Thank you for all your help. It is very much appreciated. The antifreeze was completely changed out when the water pump was replaced, and the work was done at Nissan dealership. The level doesn't seem. I don't see any green puddles, so I don't think it's leaking. (the problem was present before and after radiator flush and fill, so it was not caused by it I think).

I was told by the dealership's mechanic that one injector is at 17 ohms and all the rest are at 12 ohms, and they seemed pretty certain it was an injector problem. I took it for a second opinion and they too seemed to feel the same. I'm having the second shop replace the injectors, as the dealership is way too expensive, and with fresh gaskets. 

I also requested carb-cleaner be used to clean out EGR valve, and got a fresh EGR gasket, since they have to take the entire manifold apart to get to the fuel rail, and doing the EGR cleaning is not really a big deal I feel. 

What I don't understand is why the problem is so much worse when the car is cold. Also, in nuetral or park, it is not shaking as much as compared to putting the transmission into drive.
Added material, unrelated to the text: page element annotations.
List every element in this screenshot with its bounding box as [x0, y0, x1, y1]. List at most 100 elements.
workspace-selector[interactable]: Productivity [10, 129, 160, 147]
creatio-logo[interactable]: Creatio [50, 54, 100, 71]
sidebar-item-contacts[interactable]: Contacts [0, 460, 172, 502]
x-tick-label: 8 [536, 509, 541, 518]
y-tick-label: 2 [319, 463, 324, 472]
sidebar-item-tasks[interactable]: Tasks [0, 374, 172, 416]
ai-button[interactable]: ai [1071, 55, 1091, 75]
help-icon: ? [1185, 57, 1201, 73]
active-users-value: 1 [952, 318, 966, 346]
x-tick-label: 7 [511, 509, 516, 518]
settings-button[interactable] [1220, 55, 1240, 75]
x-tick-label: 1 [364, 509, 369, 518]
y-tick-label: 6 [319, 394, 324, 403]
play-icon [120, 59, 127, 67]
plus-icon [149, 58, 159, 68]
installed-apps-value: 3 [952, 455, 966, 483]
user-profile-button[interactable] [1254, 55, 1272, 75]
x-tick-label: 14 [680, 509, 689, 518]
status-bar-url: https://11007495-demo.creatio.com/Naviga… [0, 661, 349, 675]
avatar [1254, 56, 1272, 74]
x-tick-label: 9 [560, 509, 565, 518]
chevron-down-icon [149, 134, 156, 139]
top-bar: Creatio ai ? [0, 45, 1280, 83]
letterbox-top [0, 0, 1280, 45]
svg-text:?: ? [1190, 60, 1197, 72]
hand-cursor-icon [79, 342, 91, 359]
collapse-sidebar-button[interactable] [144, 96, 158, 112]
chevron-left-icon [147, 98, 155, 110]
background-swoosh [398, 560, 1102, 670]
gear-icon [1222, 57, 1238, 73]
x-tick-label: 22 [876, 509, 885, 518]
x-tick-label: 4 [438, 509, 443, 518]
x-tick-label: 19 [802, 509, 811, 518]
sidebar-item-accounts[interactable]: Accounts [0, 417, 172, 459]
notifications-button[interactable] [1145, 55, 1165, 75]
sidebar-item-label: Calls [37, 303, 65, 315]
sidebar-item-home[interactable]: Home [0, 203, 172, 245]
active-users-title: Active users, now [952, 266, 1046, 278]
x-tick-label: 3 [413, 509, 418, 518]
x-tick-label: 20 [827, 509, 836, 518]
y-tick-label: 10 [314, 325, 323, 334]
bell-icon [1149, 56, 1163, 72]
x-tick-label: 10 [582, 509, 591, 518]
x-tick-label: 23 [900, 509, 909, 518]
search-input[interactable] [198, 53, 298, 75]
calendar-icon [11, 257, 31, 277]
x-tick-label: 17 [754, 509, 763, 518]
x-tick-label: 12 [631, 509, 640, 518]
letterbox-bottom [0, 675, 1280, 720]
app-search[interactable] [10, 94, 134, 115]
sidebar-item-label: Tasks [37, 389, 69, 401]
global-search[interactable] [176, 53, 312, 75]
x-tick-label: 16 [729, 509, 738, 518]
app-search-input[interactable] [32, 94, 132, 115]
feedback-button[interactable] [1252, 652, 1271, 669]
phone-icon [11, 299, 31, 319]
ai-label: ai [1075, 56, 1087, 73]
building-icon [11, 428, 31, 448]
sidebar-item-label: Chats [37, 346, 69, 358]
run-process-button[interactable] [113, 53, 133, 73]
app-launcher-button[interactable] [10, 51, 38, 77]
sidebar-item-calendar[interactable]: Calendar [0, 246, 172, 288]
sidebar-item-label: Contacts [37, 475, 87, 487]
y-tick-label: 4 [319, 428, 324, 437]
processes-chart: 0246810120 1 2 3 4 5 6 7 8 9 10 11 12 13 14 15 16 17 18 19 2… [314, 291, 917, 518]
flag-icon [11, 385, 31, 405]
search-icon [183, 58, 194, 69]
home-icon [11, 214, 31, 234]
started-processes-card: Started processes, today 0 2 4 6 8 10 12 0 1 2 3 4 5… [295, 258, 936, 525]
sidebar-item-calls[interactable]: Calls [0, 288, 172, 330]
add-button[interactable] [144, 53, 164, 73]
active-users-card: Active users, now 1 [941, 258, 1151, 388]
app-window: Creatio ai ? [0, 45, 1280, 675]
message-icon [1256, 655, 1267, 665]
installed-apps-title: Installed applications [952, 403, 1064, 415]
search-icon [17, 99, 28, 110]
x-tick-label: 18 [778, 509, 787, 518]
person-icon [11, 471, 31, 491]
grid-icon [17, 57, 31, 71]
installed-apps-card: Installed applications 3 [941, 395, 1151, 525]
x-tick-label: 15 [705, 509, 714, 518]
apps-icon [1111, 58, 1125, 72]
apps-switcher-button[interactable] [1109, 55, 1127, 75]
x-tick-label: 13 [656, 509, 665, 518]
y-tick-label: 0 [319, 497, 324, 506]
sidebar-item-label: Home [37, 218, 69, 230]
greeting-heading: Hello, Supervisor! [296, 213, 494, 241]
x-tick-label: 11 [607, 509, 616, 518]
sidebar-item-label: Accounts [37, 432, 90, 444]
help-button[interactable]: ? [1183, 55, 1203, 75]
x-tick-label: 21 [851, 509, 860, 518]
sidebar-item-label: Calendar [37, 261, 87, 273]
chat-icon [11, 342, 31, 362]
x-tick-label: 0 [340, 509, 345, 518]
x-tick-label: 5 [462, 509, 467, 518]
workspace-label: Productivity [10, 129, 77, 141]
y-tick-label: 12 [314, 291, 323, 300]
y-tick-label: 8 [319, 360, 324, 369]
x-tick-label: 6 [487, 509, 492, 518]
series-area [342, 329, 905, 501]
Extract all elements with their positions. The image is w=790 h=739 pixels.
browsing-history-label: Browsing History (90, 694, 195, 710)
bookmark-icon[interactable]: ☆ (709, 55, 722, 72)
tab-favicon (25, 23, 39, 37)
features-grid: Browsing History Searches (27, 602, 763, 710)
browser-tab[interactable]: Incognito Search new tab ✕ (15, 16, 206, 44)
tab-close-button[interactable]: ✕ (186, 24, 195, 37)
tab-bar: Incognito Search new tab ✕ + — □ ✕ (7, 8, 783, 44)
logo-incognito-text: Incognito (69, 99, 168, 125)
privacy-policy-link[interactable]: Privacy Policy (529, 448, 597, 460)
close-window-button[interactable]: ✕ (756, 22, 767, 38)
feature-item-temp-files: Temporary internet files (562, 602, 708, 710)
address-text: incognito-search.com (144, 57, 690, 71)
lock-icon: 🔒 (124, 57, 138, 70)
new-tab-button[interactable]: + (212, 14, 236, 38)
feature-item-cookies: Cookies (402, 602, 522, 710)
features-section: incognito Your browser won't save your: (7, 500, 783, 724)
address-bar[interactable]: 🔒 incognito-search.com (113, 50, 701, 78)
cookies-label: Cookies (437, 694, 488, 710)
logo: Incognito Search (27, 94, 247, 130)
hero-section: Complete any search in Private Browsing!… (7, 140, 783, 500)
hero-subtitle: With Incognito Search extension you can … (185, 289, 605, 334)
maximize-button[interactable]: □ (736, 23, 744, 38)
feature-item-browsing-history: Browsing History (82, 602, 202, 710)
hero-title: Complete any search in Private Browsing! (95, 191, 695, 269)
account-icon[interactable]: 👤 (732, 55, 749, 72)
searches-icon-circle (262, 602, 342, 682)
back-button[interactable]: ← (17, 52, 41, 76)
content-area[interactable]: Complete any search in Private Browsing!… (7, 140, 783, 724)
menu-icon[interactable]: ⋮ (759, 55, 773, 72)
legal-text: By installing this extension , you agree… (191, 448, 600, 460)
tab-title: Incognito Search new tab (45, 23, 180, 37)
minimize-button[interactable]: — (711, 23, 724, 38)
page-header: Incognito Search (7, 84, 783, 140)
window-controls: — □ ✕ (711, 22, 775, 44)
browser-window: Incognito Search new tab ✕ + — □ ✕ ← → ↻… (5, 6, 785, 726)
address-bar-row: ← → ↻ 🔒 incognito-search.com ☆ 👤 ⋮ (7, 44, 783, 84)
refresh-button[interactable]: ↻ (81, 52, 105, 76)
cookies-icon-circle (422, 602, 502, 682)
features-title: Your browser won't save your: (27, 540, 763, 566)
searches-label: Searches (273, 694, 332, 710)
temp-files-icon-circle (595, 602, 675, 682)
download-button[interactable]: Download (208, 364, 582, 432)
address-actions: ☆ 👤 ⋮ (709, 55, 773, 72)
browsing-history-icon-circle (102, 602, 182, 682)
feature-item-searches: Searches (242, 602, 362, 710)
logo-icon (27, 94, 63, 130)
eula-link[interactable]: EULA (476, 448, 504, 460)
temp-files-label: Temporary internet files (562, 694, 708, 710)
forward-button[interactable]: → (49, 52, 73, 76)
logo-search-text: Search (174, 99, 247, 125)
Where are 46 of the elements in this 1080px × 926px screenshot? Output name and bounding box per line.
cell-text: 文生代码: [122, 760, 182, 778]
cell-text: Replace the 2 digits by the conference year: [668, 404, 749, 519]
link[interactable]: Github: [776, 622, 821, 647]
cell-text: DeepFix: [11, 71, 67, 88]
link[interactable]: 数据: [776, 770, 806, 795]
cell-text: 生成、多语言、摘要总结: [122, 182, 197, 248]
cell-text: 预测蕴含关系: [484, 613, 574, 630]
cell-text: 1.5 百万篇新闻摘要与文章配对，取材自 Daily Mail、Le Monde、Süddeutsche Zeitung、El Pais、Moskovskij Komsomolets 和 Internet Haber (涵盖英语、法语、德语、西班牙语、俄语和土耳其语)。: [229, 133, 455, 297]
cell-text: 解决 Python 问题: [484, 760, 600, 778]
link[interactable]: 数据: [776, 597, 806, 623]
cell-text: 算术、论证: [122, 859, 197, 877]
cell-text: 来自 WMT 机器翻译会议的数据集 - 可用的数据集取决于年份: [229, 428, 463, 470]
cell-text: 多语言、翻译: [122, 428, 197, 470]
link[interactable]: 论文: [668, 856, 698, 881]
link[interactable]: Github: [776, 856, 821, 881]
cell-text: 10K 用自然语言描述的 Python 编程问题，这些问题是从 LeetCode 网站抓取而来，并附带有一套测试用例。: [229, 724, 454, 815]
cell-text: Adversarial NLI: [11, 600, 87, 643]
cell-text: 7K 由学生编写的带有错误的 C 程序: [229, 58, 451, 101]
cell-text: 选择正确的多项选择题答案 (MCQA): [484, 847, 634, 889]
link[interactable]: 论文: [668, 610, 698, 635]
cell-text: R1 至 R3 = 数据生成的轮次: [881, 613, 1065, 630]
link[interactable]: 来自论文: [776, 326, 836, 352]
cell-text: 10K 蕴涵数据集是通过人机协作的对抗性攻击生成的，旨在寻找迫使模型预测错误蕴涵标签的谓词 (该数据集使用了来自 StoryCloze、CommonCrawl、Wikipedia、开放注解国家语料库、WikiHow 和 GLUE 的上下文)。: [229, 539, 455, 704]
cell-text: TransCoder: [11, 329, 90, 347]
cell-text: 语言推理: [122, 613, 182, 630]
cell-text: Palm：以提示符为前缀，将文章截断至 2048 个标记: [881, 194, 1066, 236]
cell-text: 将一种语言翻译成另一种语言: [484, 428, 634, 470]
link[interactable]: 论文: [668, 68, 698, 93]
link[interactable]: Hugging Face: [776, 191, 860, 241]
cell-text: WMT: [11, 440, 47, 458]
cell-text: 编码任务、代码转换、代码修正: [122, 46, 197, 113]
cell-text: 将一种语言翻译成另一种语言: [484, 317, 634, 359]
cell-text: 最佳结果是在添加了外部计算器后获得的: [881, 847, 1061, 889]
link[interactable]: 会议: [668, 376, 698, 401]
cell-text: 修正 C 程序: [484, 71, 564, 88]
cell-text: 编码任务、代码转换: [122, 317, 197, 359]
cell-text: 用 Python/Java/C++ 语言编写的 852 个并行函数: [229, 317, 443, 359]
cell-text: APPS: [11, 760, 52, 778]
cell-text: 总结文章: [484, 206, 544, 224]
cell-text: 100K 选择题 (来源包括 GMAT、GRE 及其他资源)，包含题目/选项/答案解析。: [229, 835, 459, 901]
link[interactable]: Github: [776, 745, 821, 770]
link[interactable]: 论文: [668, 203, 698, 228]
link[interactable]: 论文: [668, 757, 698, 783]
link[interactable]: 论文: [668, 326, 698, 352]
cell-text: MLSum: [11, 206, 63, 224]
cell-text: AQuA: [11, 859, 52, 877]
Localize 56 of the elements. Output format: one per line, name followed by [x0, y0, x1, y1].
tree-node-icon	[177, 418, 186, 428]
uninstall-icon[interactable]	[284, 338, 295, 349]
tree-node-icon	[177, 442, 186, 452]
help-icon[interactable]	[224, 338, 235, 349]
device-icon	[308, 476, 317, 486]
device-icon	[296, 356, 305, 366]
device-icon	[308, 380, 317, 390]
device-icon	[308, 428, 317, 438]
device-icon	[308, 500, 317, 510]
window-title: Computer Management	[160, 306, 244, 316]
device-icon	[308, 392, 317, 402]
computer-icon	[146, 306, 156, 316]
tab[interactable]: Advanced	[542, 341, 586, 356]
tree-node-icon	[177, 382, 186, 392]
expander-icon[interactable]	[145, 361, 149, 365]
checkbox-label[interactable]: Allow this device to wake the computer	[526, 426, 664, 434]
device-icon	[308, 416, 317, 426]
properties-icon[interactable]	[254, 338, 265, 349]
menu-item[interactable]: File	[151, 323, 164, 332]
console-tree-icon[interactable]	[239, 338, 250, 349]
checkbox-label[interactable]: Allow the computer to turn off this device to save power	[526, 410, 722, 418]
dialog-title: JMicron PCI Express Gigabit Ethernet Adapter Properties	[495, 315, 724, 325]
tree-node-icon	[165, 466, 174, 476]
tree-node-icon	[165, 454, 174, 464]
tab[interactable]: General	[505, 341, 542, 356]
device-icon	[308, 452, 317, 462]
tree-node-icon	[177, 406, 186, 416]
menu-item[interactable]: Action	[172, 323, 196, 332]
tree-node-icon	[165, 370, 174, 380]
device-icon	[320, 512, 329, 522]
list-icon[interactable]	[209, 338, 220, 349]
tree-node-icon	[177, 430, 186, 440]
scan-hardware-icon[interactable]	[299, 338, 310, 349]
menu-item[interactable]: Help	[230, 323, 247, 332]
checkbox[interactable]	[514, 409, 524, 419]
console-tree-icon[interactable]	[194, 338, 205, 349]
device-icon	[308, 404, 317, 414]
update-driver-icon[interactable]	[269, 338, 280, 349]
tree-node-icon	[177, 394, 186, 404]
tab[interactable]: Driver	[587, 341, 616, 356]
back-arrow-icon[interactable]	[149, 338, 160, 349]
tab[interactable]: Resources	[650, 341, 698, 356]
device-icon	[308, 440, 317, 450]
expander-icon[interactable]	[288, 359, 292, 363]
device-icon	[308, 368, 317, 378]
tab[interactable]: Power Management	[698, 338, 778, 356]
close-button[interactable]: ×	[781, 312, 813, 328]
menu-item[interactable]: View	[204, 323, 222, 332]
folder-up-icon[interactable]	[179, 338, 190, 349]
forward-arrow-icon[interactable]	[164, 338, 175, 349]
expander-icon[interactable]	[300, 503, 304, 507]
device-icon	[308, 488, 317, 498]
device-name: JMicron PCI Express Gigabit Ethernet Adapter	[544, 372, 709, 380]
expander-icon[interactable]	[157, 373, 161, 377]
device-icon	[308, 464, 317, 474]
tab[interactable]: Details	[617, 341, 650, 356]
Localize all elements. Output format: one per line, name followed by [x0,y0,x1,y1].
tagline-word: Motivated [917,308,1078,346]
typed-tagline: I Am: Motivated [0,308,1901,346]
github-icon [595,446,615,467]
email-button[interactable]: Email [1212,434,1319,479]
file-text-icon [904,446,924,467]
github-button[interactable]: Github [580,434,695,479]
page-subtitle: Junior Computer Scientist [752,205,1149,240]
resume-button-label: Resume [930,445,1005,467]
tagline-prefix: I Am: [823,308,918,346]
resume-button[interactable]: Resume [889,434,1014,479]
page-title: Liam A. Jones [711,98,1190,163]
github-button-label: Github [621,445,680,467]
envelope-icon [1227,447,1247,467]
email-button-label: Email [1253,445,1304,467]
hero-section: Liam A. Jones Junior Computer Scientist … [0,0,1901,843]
My only real hope, to be honest with you, is I spent a ton of money on an old car, and I hope that after all is said and done, I can drive it a little.


----------



## alexnds (Oct 1, 2005)

*removal of fuel injectors done*



bigern45 said:


> check your anti freeze level- that is one way to tell, although i have seen some head gaskets leak between cylinders showing no sign of anti-freeze leak. you might try checking compression while the engine is cold, which should be pretty easy to do. your egr could be faulty as well, but if it is stuck open at all it would cause it to run not right at any idle speed, warm or cold. it may be more apparent when it is cold, but any unwanted extra air at idle is really noticable, but once you are on the throttle, the problem should go away.


I found this procedure:

http://z31.com/repairs/injector.shtml

for fuel injector removal. However, can simply cleaning the EGR valve help (with carb cleaner) if it's stuck open, or do I need to replace it?


----------